Since his 2008 major label debut, Maher has become a staple in the artistic and songwriting community. A five time-GRAMMY® nominee, he has garnered multiple radio successes writing and recording songs like “Lord, I Need You,” “Hold Us Together,” “Christ Is Risen,” “All The People Said Amen” and “Your Grace Is Enough.” Maher has penned songs recorded by Chris Tomlin, Crowder, Third Day, Matt Redman, Hillsong, Passion and Meredith Andrews, among others. Maher continues to perform and speak as a part of global high-profile events, including the upcoming World Meeting of Families, marking Pope Francis’ first visit to the US this year. In 2013, Maher performed on stage with Pope Francis in front of more than 3 million people at World Youth Day in Rio de Janeiro. Maher and his team are already in the planning stages of participating in World Youth Day 2016 taking place in the summer of 2016 in Krakow, Poland.

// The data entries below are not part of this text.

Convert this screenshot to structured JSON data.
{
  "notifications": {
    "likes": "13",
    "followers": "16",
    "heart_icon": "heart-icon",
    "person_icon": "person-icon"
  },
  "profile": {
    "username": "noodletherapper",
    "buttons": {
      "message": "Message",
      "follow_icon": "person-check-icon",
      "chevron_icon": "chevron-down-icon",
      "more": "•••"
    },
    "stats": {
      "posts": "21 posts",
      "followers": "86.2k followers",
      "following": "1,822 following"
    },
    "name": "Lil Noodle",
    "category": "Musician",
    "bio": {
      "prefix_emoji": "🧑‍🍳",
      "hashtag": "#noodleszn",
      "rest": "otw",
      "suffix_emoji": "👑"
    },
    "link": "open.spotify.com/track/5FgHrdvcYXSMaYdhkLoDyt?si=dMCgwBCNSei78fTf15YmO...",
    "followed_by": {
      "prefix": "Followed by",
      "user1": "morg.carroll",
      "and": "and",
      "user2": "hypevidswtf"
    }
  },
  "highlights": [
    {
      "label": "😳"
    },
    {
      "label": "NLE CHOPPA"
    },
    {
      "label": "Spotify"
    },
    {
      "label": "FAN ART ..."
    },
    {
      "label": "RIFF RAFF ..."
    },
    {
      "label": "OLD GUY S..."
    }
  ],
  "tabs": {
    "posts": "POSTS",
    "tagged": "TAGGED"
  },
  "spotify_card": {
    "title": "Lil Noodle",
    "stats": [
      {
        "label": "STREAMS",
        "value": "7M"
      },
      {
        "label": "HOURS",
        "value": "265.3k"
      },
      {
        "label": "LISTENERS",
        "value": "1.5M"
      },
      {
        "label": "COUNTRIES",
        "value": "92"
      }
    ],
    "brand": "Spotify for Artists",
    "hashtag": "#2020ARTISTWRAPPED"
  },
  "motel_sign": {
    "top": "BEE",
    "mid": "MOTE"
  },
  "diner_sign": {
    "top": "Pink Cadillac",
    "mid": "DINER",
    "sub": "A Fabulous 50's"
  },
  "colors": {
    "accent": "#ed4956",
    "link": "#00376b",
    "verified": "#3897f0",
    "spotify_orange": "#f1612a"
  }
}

Maher has found that while we all come from different backgrounds, amass a range of experiences and even harbor conflicting opinions, the one thing that always binds us together is our humanity. “It’s the sinful side of me that helps me identify with other broken people and not see myself as better. Christianity doesn’t make me better than anybody else,” he contends. “The process of being transformed is sometimes a really messy process. When you can remember how far off you were when God found you, your own conversion stands as a testimony to God and mercy, but it also gives you a way to relate to other people.” After all, we were created by a loving God who designed us for a greater purpose. We are each on the pilgrimage of searching out that purpose, being transformed, saints and sinners.